# Tecumseh engine overspeeding



## John Lolli (Nov 3, 2005)

I have a tecumseh 6.5 hp engine on a toro mower. It is overspeeding. I tried adjusting the governor per the manual however I may not be doing it correctly. Please double check my procedure. Looking from the driver/left side of the mower. I loosened the screw holding the lever arm to the gov shaft. I held the throttle open and then rotated the governor shaft counter clockwise until it would not go any further. I next tightened the screw. I think it is an lev195ea motor. I think the internal governor mechanism might be the problem however before I tear into it, I wanted to check here first. I have already checked the linkage for binds and there were none.


----------



## 30yearTech (Sep 14, 2006)

Does the throttle stay wide open when you start the mower? If so then the problem is probably internal. The procedure you followed to adjust the governor is correct.

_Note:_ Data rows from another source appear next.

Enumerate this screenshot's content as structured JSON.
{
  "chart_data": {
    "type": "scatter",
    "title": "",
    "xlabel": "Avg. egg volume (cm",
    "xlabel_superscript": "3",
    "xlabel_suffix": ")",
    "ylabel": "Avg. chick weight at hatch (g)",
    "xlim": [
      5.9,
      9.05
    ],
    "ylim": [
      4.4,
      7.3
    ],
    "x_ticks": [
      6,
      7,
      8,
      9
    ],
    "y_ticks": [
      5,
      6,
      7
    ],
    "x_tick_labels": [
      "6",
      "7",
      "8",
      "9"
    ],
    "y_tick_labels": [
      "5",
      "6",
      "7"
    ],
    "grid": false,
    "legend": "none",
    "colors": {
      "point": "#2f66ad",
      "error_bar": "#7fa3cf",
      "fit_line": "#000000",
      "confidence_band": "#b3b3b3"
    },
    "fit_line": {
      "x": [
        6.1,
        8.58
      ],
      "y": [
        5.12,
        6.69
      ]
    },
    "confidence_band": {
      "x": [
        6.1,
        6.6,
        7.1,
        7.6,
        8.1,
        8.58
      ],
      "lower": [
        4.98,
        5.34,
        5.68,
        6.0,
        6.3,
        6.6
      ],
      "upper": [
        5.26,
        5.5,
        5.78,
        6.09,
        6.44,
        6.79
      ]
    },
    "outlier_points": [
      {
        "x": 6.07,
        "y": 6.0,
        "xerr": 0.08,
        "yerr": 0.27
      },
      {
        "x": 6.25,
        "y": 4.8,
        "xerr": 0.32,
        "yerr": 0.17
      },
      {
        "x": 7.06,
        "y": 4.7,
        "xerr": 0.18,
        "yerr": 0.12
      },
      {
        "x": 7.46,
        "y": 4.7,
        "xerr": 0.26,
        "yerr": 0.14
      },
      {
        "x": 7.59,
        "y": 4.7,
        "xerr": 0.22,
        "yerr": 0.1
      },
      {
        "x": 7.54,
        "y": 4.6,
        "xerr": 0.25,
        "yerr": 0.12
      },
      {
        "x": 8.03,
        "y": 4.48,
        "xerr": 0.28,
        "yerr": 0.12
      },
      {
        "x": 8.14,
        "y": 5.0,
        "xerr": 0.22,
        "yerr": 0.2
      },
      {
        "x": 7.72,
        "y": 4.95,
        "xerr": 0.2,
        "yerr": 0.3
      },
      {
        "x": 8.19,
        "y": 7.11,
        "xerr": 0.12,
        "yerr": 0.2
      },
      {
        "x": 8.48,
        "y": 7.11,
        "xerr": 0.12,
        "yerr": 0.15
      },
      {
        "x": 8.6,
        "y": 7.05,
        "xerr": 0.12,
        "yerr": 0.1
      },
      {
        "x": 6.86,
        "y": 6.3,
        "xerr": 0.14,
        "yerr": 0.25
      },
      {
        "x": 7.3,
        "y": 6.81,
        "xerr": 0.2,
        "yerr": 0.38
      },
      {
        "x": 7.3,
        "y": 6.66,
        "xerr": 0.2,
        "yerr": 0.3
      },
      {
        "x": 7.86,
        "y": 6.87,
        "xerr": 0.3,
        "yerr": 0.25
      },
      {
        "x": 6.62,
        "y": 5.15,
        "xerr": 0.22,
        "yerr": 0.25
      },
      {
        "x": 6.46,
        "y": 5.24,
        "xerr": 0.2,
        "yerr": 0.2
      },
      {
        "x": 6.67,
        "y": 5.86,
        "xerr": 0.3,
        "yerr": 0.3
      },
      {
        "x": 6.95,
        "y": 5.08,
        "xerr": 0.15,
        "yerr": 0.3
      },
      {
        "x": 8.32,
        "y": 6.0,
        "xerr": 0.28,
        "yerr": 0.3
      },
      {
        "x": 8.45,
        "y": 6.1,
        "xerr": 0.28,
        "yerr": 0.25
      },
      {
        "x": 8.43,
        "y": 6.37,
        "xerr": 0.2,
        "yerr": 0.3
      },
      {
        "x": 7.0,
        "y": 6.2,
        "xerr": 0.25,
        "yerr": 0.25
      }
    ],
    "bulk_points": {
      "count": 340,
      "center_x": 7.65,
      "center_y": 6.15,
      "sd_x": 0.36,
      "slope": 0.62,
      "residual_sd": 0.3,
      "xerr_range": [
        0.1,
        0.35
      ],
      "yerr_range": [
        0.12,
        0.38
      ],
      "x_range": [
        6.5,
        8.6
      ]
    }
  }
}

If the governor pulls the throttle back, but it's still running too fast, then the governor spring tension needs to be adjusted, or the throttle stop screw on the carburetor is screwed in to far.


----------



## John Lolli (Nov 3, 2005)

30 year tech -- thanks for the response. I forgot to mention that I had already eased the tension on the governor spring by bending the tab and the throttle screw is ok. I think I have an internal problem and will have to pull the motor, sump etc an see what is wrong.


----------



## justin3 (Apr 10, 2007)

Don't let it scare you, pulling the sump on one of these isn't that difficult, just be careful of the oil pump, it is a ball with a plunger and needs to fit into the groove on the sump when reassembling.


----------